Commercial concerns can change their name on a whim. It just needs the buy-in of the board. But for a university, such a seemingly radical move demands permission from the Privy Council, which is what the former Ravensbourne College of Design and Communication had to secure to adopt the simple Ravensbourne tag.
It may not appear radical, but the change is integral to a branding programme by Johnson Banks to herald new beginnings as the college moves from Kent to purpose-built premises on south London’s Greenwich Peninsula.
Designed by Foreign Office Architects, the building facades feature Penrose tessellations – tiles using two different polygons to create various shapes. These were the cue for a flexible identity that splits ’Ravensbourne’ into three syllables across geometric elements, taking on the muted tones of the building’s exterior.
’There are currently six variants,’ says Michael Johnson of Johnson Banks, who has applied the motif across stationery, literature, wayfinding and the website. The angles of the tiles are reflected in bias-cut edges for print collateral.
Students have been key to the project. Vibrant shots of them feature on literature, hand-pixelated to echo the shape of the tessellations. Meanwhile, two students – motion graphics student James Taylor, who created an animation of the identity, and Chelsea Palmer from graphics – worked on the branding at Johnson Banks, having won placements there as part of the process.

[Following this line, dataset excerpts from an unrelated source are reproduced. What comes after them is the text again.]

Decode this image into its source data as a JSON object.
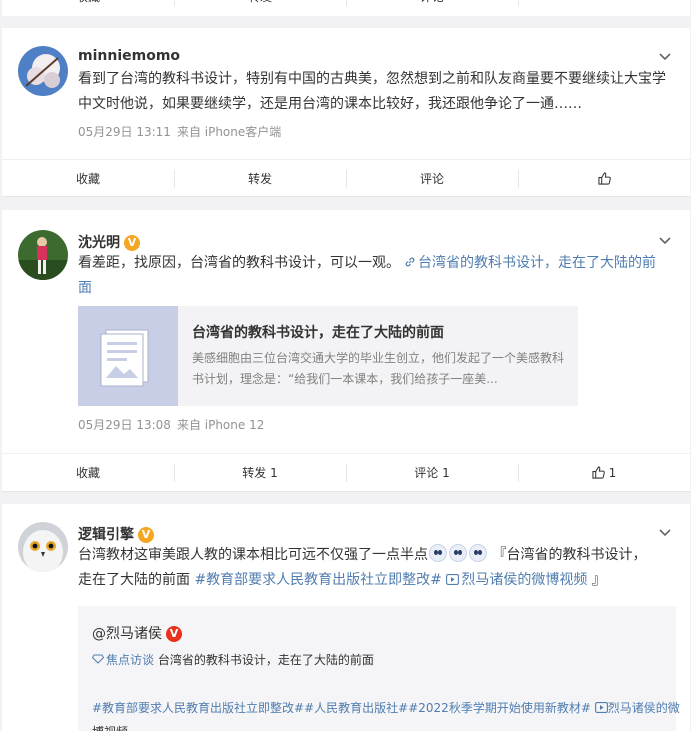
{
  "top_toolbar": {
    "items": [
      "收藏",
      "转发",
      "评论"
    ]
  },
  "posts": [
    {
      "username": "minniemomo",
      "text": "看到了台湾的教科书设计，特别有中国的古典美，忽然想到之前和队友商量要不要继续让大宝学中文时他说，如果要继续学，还是用台湾的课本比较好，我还跟他争论了一通……",
      "time": "05月29日 13:11",
      "source": "来自 iPhone客户端",
      "toolbar": {
        "collect": "收藏",
        "repost": "转发",
        "comment": "评论",
        "like": ""
      }
    },
    {
      "username": "沈光明",
      "badge": "V",
      "text": "看差距，找原因，台湾省的教科书设计，可以一观。",
      "link_text": "台湾省的教科书设计，走在了大陆的前面",
      "card": {
        "title": "台湾省的教科书设计，走在了大陆的前面",
        "desc": "美感细胞由三位台湾交通大学的毕业生创立，他们发起了一个美感教科书计划，理念是：“给我们一本课本，我们给孩子一座美..."
      },
      "time": "05月29日 13:08",
      "source": "来自 iPhone 12",
      "toolbar": {
        "collect": "收藏",
        "repost": "转发 1",
        "comment": "评论 1",
        "like": "1"
      }
    },
    {
      "username": "逻辑引擎",
      "badge": "V",
      "text_a": "台湾教材这审美跟人教的课本相比可远不仅强了一点半点",
      "text_b": "『台湾省的教科书设计，",
      "text_c": "走在了大陆的前面",
      "tag1": "#教育部要求人民教育出版社立即整改#",
      "video_link": "烈马诸侯的微博视频",
      "text_end": "』",
      "repost": {
        "user": "@烈马诸侯",
        "badge": "V",
        "topic": "焦点访谈",
        "line1": "台湾省的教科书设计，走在了大陆的前面",
        "tags": "#教育部要求人民教育出版社立即整改##人民教育出版社##2022秋季学期开始使用新教材#",
        "video": "烈马诸侯的微",
        "video_tail": "博视频"
      }
    }
  ]
}
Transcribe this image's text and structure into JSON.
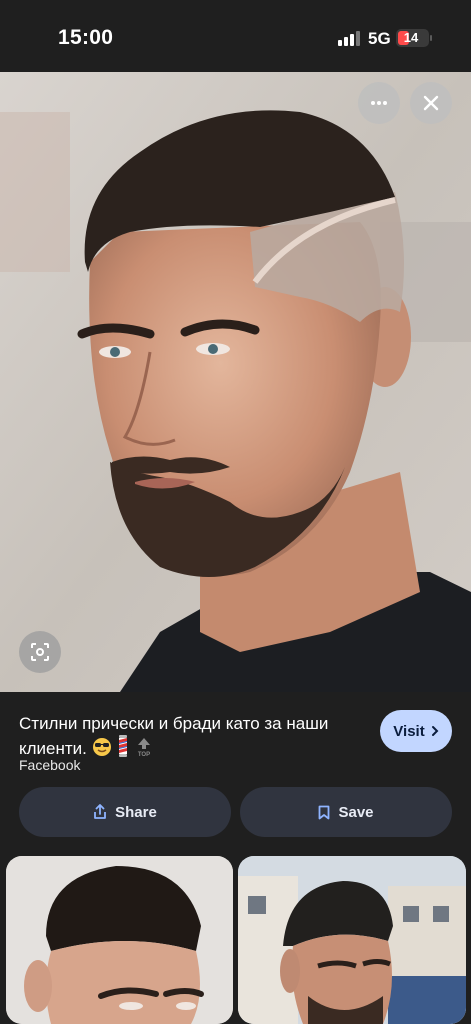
{
  "status_bar": {
    "time": "15:00",
    "network": "5G",
    "battery_level": "14",
    "battery_color": "#ff4b4b"
  },
  "image_viewer": {
    "more_icon": "ellipsis-icon",
    "close_icon": "close-icon",
    "lens_icon": "visual-search-icon"
  },
  "pin": {
    "title": "Стилни прически и бради като за наши клиенти.",
    "title_emojis": [
      "smiling-face-with-sunglasses",
      "barber-pole",
      "top-arrow"
    ],
    "source": "Facebook",
    "visit_label": "Visit",
    "visit_color": "#c2d6ff"
  },
  "actions": {
    "share_label": "Share",
    "save_label": "Save"
  },
  "related_pins": [
    {
      "label": "related-pin-1"
    },
    {
      "label": "related-pin-2"
    }
  ]
}
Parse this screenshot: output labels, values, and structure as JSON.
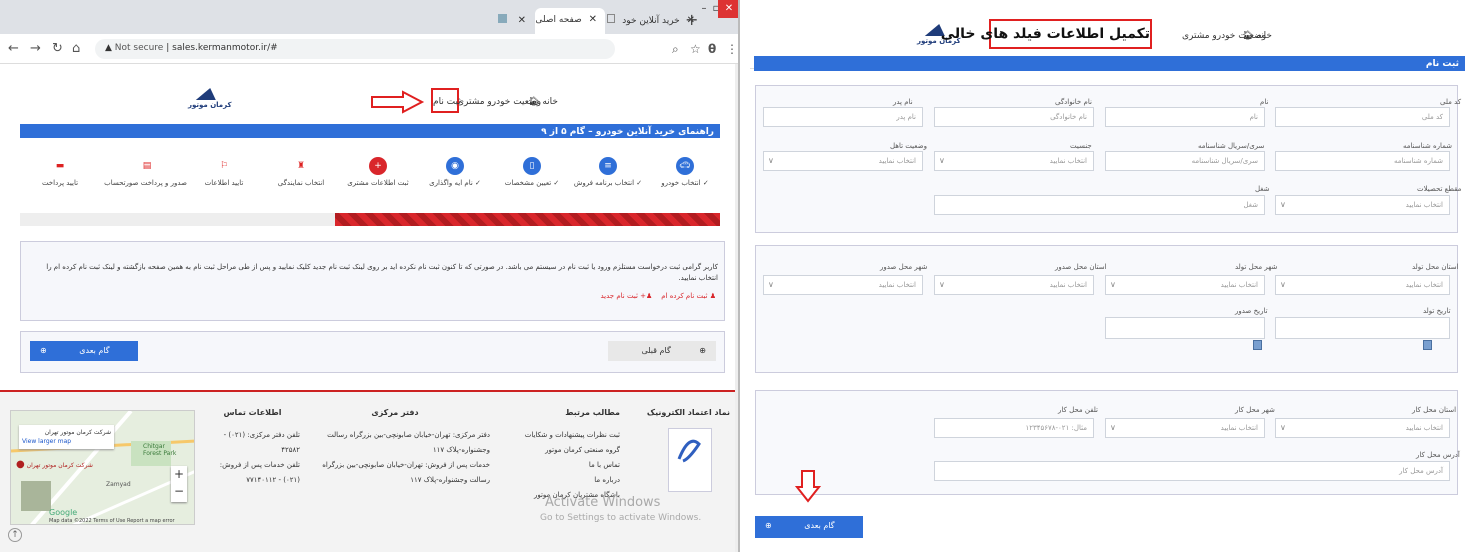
{
  "browser": {
    "tabs": [
      {
        "label": "خرید آنلاین خود",
        "active": false
      },
      {
        "label": "صفحه اصلی",
        "active": true
      },
      {
        "label": "",
        "active": false
      }
    ],
    "url": "sales.kermanmotor.ir/#",
    "security": "Not secure"
  },
  "left_page": {
    "logo_text": "کرمان موتور",
    "nav": {
      "home": "خانه",
      "status": "وضعیت خودرو مشتری",
      "register": "ثبت نام"
    },
    "guide_bar": "راهنمای خرید آنلاین خودرو – گام ۵ از ۹",
    "steps": [
      {
        "label": "انتخاب خودرو",
        "done": true,
        "color": "#2f6fd8",
        "icon": "car-icon"
      },
      {
        "label": "انتخاب برنامه فروش",
        "done": true,
        "color": "#2f6fd8",
        "icon": "list-icon"
      },
      {
        "label": "تعیین مشخصات",
        "done": true,
        "color": "#2f6fd8",
        "icon": "document-icon"
      },
      {
        "label": "نام ایه واگذاری",
        "done": true,
        "color": "#2f6fd8",
        "icon": "eye-icon"
      },
      {
        "label": "ثبت اطلاعات مشتری",
        "done": false,
        "color": "#d9262b",
        "icon": "add-user-icon"
      },
      {
        "label": "انتخاب نمایندگی",
        "done": false,
        "color": "#d9262b",
        "icon": "building-icon"
      },
      {
        "label": "تایید اطلاعات",
        "done": false,
        "color": "#d9262b",
        "icon": "thumb-icon"
      },
      {
        "label": "صدور و پرداخت صورتحساب",
        "done": false,
        "color": "#d9262b",
        "icon": "invoice-icon"
      },
      {
        "label": "تایید پرداخت",
        "done": false,
        "color": "#d9262b",
        "icon": "card-icon"
      }
    ],
    "notice": "کاربر گرامی ثبت درخواست مستلزم ورود یا ثبت نام در سیستم می باشد. در صورتی که تا کنون ثبت نام نکرده اید بر روی لینک ثبت نام جدید کلیک نمایید و پس از طی مراحل ثبت نام به همین صفحه بازگشته و لینک ثبت نام کرده ام را انتخاب نمایید.",
    "links": {
      "registered": "ثبت نام کرده ام",
      "new": "ثبت نام جدید"
    },
    "buttons": {
      "prev": "گام قبلی",
      "next": "گام بعدی"
    },
    "footer": {
      "col1_title": "نماد اعتماد الکترونیک",
      "col2_title": "مطالب مرتبط",
      "col2_items": [
        "ثبت نظرات پیشنهادات و شکایات",
        "گروه صنعتی کرمان موتور",
        "تماس با ما",
        "درباره ما",
        "باشگاه مشتریان کرمان موتور"
      ],
      "col3_title": "دفتر مرکزی",
      "col3_items": [
        "دفتر مرکزی: تهران-خیابان صابونچی-بین بزرگراه رسالت وجشنواره-پلاک ۱۱۷",
        "خدمات پس از فروش: تهران-خیابان صابونچی-بین بزرگراه رسالت وجشنواره-پلاک ۱۱۷"
      ],
      "col4_title": "اطلاعات تماس",
      "col4_rows": [
        {
          "label": "تلفن دفتر مرکزی:",
          "value": "(۰۲۱) - ۴۲۵۸۲"
        },
        {
          "label": "تلفن خدمات پس از فروش:",
          "value": "(۰۲۱) - ۷۷۱۴۰۱۱۲"
        }
      ],
      "map": {
        "title": "شرکت کرمان موتور تهران",
        "link": "View larger map",
        "pin": "شرکت کرمان موتور تهران",
        "places": [
          "Chitgar Forest Park",
          "Zamyad"
        ],
        "brand": "Google",
        "attribution": "Map data ©2022  Terms of Use  Report a map error"
      }
    },
    "watermark": {
      "line1": "Activate Windows",
      "line2": "Go to Settings to activate Windows."
    }
  },
  "right_page": {
    "logo_text": "کرمان موتور",
    "annotation": "تکمیل اطلاعات فیلد های خالی",
    "nav": {
      "home": "خانه",
      "status": "وضعیت خودرو مشتری"
    },
    "section_bar": "ثبت نام",
    "sec1": {
      "row1": [
        {
          "label": "کد ملی",
          "placeholder": "کد ملی"
        },
        {
          "label": "نام",
          "placeholder": "نام"
        },
        {
          "label": "نام خانوادگی",
          "placeholder": "نام خانوادگی"
        },
        {
          "label": "نام پدر",
          "placeholder": "نام پدر"
        }
      ],
      "row2": [
        {
          "label": "شماره شناسنامه",
          "placeholder": "شماره شناسنامه",
          "select": false
        },
        {
          "label": "سری/سریال شناسنامه",
          "placeholder": "سری/سریال شناسنامه",
          "select": false
        },
        {
          "label": "جنسیت",
          "placeholder": "انتخاب نمایید",
          "select": true
        },
        {
          "label": "وضعیت تاهل",
          "placeholder": "انتخاب نمایید",
          "select": true
        }
      ],
      "row3": [
        {
          "label": "مقطع تحصیلات",
          "placeholder": "انتخاب نمایید",
          "select": true
        },
        {
          "label": "شغل",
          "placeholder": "شغل",
          "select": false
        }
      ]
    },
    "sec2": {
      "row1": [
        {
          "label": "استان محل تولد",
          "placeholder": "انتخاب نمایید"
        },
        {
          "label": "شهر محل تولد",
          "placeholder": "انتخاب نمایید"
        },
        {
          "label": "استان محل صدور",
          "placeholder": "انتخاب نمایید"
        },
        {
          "label": "شهر محل صدور",
          "placeholder": "انتخاب نمایید"
        }
      ],
      "row2": [
        {
          "label": "تاریخ تولد",
          "placeholder": ""
        },
        {
          "label": "تاریخ صدور",
          "placeholder": ""
        }
      ]
    },
    "sec3": {
      "row1": [
        {
          "label": "استان محل کار",
          "placeholder": "انتخاب نمایید",
          "select": true
        },
        {
          "label": "شهر محل کار",
          "placeholder": "انتخاب نمایید",
          "select": true
        },
        {
          "label": "تلفن محل کار",
          "placeholder": "مثال: ۰۲۱-۱۲۳۴۵۶۷۸",
          "select": false
        }
      ],
      "address_label": "آدرس محل کار",
      "address_placeholder": "آدرس محل کار"
    },
    "next_button": "گام بعدی"
  },
  "colors": {
    "blue": "#2f6fd8",
    "red": "#d9262b",
    "annotation_red": "#e02020"
  }
}
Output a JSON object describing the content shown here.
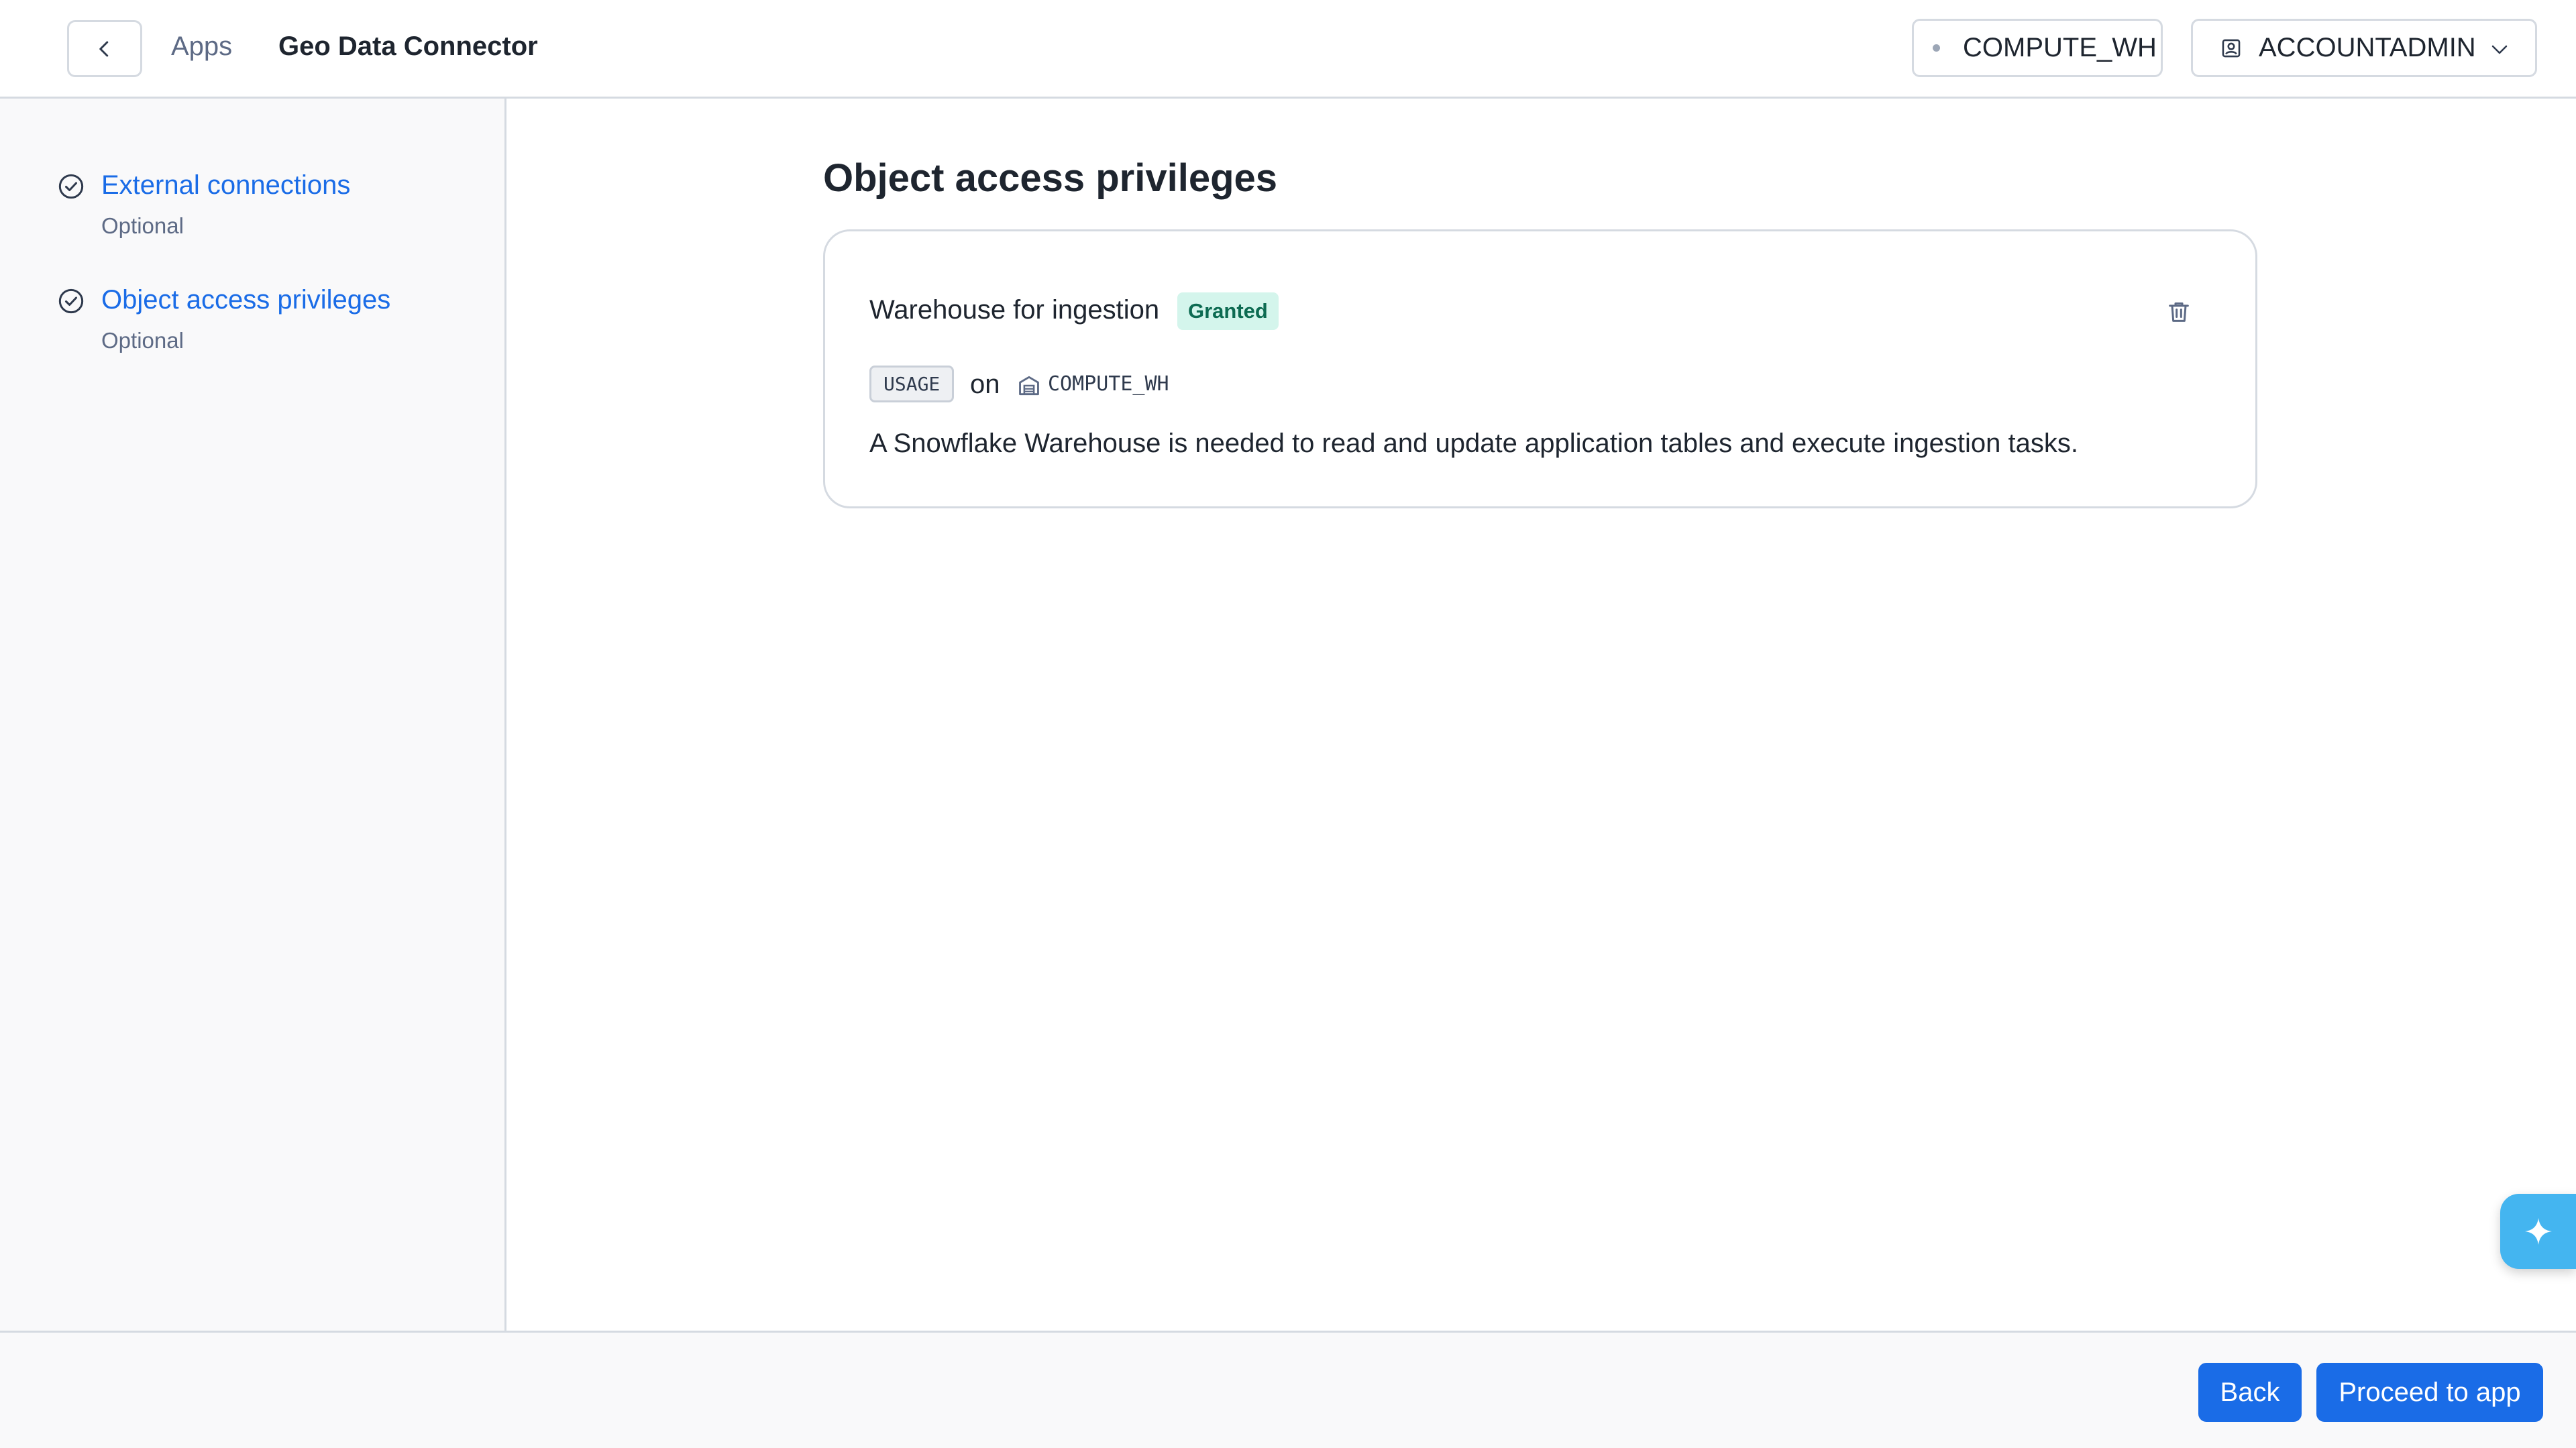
{
  "header": {
    "back_icon": "chevron-left-icon",
    "breadcrumb_apps": "Apps",
    "app_title": "Geo Data Connector",
    "warehouse": "COMPUTE_WH",
    "role": "ACCOUNTADMIN"
  },
  "sidebar": {
    "steps": [
      {
        "title": "External connections",
        "subtitle": "Optional",
        "icon": "check-circle-icon"
      },
      {
        "title": "Object access privileges",
        "subtitle": "Optional",
        "icon": "check-circle-icon"
      }
    ]
  },
  "main": {
    "title": "Object access privileges",
    "card": {
      "title": "Warehouse for ingestion",
      "status": "Granted",
      "privilege": "USAGE",
      "on_text": "on",
      "object_name": "COMPUTE_WH",
      "description": "A Snowflake Warehouse is needed to read and update application tables and execute ingestion tasks."
    }
  },
  "footer": {
    "back_label": "Back",
    "proceed_label": "Proceed to app"
  },
  "colors": {
    "accent": "#1a6ce7",
    "granted_bg": "#d4f5ec",
    "granted_text": "#0d6b52",
    "ai_button": "#44b5f0"
  }
}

Jill Hogan, Ravensbourne’s head of marketing and communications, and college head Professor Robin Baker, commissioned a strategic brand review by Lloyd Northover in 2008. Johnson Banks was selected for the creative work on the strength of its portfolio and an attitude that encouraged the college to be bold. ’It was also the only group that showed an animation in the pitch,’ says Hogan.
The result was first aired last week, when the website went live, but the bulk of it will roll out mid-April ahead of the move in the autumn.